No matter how you look at it, that was better.

I didn't understand it then, and only now do, but I latched onto that stability and wanted to do everything possible to maintain it. I became the good student, the "good" kid. This was relatively easy as a middle child with a complete fuck-up stepbrother, an eldest "golden child" that stepmother put a giant target on (probably because Dave so easily achieved everything my stepbrother couldn't, or didn't want to), and a little sister who was everything that little sisters are supposed to be - self-absorbed, a bit spoiled, charming by half, and a little hellion underneath. 
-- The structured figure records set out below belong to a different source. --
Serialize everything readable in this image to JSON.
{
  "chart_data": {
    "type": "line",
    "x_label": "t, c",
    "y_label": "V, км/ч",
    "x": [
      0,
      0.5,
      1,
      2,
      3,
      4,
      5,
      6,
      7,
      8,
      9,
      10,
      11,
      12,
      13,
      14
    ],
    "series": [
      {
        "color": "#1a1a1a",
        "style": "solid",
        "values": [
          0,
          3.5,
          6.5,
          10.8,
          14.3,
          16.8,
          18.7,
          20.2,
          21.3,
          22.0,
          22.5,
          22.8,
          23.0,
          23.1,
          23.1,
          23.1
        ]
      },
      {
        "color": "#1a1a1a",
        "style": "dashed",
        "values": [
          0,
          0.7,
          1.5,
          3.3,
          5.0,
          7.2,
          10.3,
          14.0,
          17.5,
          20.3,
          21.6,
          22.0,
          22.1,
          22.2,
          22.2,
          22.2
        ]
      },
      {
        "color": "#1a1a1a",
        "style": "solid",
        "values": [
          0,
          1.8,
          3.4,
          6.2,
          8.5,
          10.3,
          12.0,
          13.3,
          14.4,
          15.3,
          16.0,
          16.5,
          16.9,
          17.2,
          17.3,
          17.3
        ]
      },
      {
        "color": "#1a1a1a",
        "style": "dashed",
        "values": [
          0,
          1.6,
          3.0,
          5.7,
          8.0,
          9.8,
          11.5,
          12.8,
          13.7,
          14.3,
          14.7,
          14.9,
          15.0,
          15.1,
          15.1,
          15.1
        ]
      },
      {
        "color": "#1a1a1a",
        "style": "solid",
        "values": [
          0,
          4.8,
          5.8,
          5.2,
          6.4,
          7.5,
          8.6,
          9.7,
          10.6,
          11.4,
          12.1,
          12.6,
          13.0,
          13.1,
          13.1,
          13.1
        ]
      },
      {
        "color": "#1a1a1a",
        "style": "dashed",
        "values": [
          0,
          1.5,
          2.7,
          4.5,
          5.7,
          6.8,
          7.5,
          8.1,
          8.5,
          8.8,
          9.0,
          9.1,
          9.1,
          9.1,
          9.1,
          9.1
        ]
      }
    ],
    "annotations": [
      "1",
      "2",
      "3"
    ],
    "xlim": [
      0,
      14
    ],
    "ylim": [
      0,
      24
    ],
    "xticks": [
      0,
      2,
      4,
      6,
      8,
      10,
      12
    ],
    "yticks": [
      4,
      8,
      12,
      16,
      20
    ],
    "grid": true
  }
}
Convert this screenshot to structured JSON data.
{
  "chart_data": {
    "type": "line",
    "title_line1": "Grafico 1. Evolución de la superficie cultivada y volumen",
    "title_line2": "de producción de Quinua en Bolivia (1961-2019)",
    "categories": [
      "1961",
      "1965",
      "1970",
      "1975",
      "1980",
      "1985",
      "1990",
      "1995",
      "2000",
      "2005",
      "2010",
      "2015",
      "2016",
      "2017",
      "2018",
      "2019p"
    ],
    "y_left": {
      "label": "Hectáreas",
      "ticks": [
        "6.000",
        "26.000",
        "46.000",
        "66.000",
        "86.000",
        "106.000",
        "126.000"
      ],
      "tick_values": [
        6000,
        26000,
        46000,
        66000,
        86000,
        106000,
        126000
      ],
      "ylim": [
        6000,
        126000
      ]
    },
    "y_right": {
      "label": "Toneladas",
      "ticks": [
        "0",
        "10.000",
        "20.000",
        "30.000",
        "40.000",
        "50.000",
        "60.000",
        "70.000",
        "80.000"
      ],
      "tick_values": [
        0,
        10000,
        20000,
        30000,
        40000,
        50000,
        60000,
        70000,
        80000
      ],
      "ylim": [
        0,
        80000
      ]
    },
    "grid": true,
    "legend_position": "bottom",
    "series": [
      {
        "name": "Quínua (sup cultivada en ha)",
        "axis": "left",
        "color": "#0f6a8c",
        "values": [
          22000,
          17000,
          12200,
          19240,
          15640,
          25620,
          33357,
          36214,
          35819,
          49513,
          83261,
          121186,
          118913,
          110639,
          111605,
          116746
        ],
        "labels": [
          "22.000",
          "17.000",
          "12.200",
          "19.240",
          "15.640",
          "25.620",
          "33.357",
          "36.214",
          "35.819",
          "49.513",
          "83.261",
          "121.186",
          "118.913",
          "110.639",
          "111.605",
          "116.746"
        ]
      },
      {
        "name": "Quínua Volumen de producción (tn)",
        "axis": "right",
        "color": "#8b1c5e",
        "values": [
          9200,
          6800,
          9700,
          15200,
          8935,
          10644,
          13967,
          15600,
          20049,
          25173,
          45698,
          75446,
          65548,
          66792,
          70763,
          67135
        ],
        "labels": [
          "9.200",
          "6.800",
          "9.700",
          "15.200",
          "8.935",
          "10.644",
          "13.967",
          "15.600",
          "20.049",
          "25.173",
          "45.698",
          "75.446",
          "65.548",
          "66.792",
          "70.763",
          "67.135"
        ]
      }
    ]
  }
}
It was easy to float under the radar. I had a series of private rebellions throughout high school, but I was apparently clever enough to keep most under wraps, and during those earlier years, I was the self-contained, independent, self-reliant, untroubled kid who didn't ask for much and didn't expect much. Just having a sense of calm and security was probably enough for me, that I didn't want to bother anyone with my own adolescent insecurities and fears. My parents were always there for me when I needed them, but I don't recall ever needing them. Or admitting that I actually did. 

I learned to control my own world, because if someone else controlled it, it may spin out of control. Deep down, I learned to fear uncertainty and constant change. This became ingrained in me, and something I'm learning to - and desperately want to - roll back, layer by layer, piece by piece. To find a middle ground that's more flexible, more emotionally sustainable. I wish I knew that about myself years ago. 
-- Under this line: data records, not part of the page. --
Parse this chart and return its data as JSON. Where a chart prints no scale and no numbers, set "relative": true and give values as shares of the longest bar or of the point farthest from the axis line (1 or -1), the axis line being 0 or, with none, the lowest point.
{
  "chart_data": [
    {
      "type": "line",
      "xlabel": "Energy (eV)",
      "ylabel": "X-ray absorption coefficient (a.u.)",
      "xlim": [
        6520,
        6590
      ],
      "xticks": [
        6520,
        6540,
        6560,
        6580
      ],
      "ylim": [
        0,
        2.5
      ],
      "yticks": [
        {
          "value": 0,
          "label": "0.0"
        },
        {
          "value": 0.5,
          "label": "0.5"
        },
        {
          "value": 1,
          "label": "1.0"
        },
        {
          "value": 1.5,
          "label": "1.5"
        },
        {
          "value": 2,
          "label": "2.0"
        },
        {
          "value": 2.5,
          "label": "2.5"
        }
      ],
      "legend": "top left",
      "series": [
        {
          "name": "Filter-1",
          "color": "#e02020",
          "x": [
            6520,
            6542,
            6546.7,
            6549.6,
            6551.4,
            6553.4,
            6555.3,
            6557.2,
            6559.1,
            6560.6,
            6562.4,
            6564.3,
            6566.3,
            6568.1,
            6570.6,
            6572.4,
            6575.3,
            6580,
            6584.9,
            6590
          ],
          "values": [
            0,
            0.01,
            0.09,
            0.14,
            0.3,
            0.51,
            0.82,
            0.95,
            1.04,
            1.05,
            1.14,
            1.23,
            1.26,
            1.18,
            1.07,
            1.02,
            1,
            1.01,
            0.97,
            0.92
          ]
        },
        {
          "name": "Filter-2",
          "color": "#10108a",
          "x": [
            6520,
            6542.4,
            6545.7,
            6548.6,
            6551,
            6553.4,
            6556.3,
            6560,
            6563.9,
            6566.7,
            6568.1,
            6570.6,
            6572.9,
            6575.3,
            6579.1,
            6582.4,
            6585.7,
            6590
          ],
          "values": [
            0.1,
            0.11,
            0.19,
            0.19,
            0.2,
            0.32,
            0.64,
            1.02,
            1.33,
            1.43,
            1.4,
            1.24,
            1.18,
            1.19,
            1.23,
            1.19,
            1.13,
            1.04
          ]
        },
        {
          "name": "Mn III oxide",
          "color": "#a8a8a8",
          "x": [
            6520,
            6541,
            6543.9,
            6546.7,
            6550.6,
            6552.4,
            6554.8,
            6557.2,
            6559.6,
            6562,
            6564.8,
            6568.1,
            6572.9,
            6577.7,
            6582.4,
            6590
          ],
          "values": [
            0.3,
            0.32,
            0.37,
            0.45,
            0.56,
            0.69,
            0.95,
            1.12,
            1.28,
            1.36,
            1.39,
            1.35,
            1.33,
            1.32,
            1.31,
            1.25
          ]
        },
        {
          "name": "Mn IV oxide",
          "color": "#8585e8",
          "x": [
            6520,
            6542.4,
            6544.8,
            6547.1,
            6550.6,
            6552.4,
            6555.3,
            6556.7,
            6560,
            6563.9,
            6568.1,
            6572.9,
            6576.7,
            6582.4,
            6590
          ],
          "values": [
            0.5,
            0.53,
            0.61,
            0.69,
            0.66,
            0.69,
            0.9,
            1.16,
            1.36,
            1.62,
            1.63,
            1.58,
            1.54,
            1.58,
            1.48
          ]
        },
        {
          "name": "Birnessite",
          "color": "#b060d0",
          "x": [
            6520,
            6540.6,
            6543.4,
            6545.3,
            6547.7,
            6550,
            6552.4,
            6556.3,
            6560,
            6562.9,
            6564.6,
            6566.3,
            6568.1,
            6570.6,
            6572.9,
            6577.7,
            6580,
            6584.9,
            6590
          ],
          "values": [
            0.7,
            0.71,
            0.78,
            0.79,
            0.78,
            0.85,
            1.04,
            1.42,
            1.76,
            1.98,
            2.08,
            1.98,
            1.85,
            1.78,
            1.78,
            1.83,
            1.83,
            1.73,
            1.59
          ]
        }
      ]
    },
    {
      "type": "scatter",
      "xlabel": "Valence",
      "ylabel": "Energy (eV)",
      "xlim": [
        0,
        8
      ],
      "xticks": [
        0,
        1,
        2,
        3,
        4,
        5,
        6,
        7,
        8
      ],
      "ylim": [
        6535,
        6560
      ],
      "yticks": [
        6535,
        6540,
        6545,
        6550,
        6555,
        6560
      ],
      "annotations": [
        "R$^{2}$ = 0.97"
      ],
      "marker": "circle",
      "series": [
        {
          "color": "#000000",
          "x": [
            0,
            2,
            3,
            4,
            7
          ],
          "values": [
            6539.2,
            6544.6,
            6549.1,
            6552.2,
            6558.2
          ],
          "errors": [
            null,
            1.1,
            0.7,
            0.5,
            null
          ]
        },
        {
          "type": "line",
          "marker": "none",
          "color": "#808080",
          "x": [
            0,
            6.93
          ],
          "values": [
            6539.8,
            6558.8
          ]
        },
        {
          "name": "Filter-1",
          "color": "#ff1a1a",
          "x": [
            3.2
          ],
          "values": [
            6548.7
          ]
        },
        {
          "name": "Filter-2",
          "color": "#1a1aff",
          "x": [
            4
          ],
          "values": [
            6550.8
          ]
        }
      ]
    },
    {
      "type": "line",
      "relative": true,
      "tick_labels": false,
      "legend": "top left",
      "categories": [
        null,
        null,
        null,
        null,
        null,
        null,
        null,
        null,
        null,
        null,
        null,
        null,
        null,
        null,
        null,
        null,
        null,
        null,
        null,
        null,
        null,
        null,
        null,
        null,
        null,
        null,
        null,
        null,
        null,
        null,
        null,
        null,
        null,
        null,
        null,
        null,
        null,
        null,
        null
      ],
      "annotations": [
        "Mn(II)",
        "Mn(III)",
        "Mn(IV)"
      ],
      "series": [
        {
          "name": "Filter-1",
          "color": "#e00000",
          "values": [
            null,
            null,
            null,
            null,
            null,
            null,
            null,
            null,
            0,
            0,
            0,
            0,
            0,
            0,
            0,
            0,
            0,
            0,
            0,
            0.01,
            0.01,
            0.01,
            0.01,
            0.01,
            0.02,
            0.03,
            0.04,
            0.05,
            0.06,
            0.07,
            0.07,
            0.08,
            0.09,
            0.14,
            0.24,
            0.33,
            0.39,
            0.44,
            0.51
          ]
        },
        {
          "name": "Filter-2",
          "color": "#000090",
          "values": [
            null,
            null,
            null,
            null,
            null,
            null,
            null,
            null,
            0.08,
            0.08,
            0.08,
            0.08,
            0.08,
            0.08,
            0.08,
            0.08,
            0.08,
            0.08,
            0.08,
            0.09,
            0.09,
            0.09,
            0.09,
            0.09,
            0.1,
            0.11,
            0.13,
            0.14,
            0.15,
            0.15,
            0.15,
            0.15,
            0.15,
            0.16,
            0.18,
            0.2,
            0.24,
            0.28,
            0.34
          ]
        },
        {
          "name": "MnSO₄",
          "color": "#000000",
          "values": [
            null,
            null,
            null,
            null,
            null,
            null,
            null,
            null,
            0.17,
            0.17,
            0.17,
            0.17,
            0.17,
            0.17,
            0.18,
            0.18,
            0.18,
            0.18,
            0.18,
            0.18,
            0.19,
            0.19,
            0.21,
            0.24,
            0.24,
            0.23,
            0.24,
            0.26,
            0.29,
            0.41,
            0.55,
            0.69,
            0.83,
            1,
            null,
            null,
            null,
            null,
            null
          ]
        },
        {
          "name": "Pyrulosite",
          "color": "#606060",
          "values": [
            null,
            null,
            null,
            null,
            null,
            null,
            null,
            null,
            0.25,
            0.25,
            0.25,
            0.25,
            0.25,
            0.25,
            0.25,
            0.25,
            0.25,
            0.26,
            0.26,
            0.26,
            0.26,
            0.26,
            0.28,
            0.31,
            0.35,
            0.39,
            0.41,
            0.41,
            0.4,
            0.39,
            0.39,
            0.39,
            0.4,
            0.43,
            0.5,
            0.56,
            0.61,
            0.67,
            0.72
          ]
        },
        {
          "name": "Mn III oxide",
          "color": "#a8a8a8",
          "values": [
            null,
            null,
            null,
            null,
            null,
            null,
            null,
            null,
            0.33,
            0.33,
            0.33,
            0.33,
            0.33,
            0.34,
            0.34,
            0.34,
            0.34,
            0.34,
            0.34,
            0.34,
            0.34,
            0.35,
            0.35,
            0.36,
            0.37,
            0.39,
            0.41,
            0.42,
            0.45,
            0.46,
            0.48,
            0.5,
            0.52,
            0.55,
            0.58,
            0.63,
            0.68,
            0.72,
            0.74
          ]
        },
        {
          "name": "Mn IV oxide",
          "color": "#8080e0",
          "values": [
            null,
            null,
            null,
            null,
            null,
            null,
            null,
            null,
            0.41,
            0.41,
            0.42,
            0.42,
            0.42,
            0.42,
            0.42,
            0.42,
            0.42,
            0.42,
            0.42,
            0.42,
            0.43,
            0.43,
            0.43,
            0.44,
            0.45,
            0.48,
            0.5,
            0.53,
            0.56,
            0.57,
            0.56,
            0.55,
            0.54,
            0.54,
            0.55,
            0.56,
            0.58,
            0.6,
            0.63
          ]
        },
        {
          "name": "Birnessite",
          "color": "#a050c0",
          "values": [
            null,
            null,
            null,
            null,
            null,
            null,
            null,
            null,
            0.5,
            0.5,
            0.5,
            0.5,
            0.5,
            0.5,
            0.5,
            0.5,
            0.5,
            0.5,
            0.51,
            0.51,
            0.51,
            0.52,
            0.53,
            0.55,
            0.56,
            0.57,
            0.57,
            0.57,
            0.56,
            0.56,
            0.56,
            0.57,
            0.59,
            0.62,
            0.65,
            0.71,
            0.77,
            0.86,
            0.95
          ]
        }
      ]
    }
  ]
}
I never held my mother's sickness against her. I don't say this to sound holier-than-thou, but rather, I always wanted to appreciate what she did give to me in our short time together - intelligence, creativity, an affinity for storytelling. And her death definitely helped build that self-reliance and independent streak that I don't think I would've found otherwise (her dying made me not want to rely on my stepmother if at all possible, because there was probably a subconscious fear that getting attached could mean losing another parent). 
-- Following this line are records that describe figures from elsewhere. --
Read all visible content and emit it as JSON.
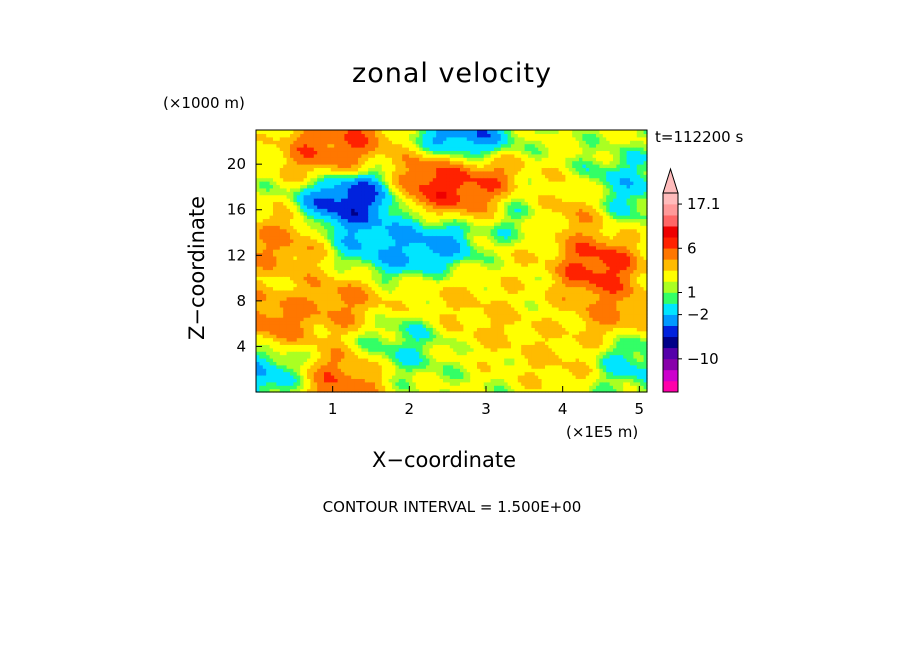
{
  "chart_data": {
    "type": "heatmap",
    "title": "zonal velocity",
    "xlabel": "X−coordinate",
    "ylabel": "Z−coordinate",
    "x_unit": "(×1E5 m)",
    "y_unit": "(×1000 m)",
    "time_label": "t=112200 s",
    "contour_label": "CONTOUR INTERVAL = 1.500E+00",
    "xlim": [
      0,
      5.1
    ],
    "ylim": [
      0,
      23
    ],
    "x_ticks": [
      "1",
      "2",
      "3",
      "4",
      "5"
    ],
    "y_ticks": [
      "4",
      "8",
      "12",
      "16",
      "20"
    ],
    "colorbar": {
      "labels": [
        "17.1",
        "6",
        "1",
        "−2",
        "−10"
      ],
      "colors": [
        "#ff00aa",
        "#cc00cc",
        "#8800aa",
        "#5500aa",
        "#000088",
        "#0022dd",
        "#0099ff",
        "#00e5ff",
        "#33ff66",
        "#aaff22",
        "#ffff00",
        "#ffbb00",
        "#ff7700",
        "#ff2200",
        "#ee0000",
        "#ff6666",
        "#ff9999",
        "#ffbbbb"
      ]
    },
    "levels": [
      -14.5,
      -13.0,
      -11.5,
      -10.0,
      -5.0,
      -3.5,
      -2.0,
      -0.5,
      0.25,
      1.0,
      2.5,
      4.0,
      5.5,
      7.0,
      10.0,
      13.0,
      17.1
    ],
    "field_features": [
      {
        "x": 1.2,
        "z": 17.0,
        "value": -8.0
      },
      {
        "x": 0.9,
        "z": 21.0,
        "value": 5.0
      },
      {
        "x": 1.6,
        "z": 13.0,
        "value": -4.0
      },
      {
        "x": 2.3,
        "z": 12.5,
        "value": -5.0
      },
      {
        "x": 2.4,
        "z": 18.5,
        "value": 7.0
      },
      {
        "x": 3.0,
        "z": 18.0,
        "value": 6.0
      },
      {
        "x": 3.5,
        "z": 16.0,
        "value": -3.0
      },
      {
        "x": 4.4,
        "z": 11.0,
        "value": 7.0
      },
      {
        "x": 4.0,
        "z": 16.0,
        "value": 4.0
      },
      {
        "x": 2.7,
        "z": 22.5,
        "value": -6.0
      },
      {
        "x": 1.2,
        "z": 22.5,
        "value": 5.0
      },
      {
        "x": 4.8,
        "z": 18.0,
        "value": -3.0
      },
      {
        "x": 4.7,
        "z": 7.0,
        "value": 4.0
      },
      {
        "x": 3.9,
        "z": 3.0,
        "value": 2.0
      },
      {
        "x": 1.1,
        "z": 1.0,
        "value": 5.0
      },
      {
        "x": 2.5,
        "z": 9.0,
        "value": 2.0
      },
      {
        "x": 0.1,
        "z": 2.0,
        "value": -4.0
      },
      {
        "x": 5.0,
        "z": 3.0,
        "value": -3.0
      },
      {
        "x": 0.3,
        "z": 13.0,
        "value": 4.0
      },
      {
        "x": 0.2,
        "z": 6.0,
        "value": 5.0
      },
      {
        "x": 1.1,
        "z": 8.0,
        "value": 4.0
      },
      {
        "x": 3.1,
        "z": 6.0,
        "value": 2.0
      },
      {
        "x": 1.9,
        "z": 4.0,
        "value": -2.0
      },
      {
        "x": 3.6,
        "z": 11.0,
        "value": 1.0
      }
    ]
  }
}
But that said, I also need to own up to the fact that my mother's chaos also caused one of the least favorite parts of myself. My apprehension over change played a not insignificant role in the collapse of my marriage, because deep down, I just need to know that things are going to be okay. Mothers tell you that. And then I didn't have a mother. And for the brief time I did have a biological mother, I had one for whom nothing was ever okay. Having a wife for whom things were so rarely okay probably instigated reactions and emotions that I couldn't have possibly understood in the moment.

Rosemary gave me many gifts, but that's one I wish I could've politely declined. But no parent wants to pass their damages and issues to their children, and there's no way she could've known. In fact, part of me believes that she may have felt she needed to die in order to free Dave and I from her chaos. Which was, in its own way, a gift. A gift of grace wrapped in barbed wire. 

So St. Patty's day is a day of green beer to go with your eggs and ham. What the hell is it supposed to celebrate, anyway? Hell if I know. I have never felt any urge to blow the doors off this holiday. I'll leave that to other people. At the same time, I rarely feel morose on this anniversary, and most years have little reaction to it other than a private mental note ("Oh, yes, that happened today, didn't it?"). Though this year may be a little different. 

So 29 years later, wherever my mother is, I hope she has the peace she deserves. And if she's still hovering around, unsettled because of whatever damage she may have done to her sons, I would like her to know that, on the whole, we turned out pretty much fine.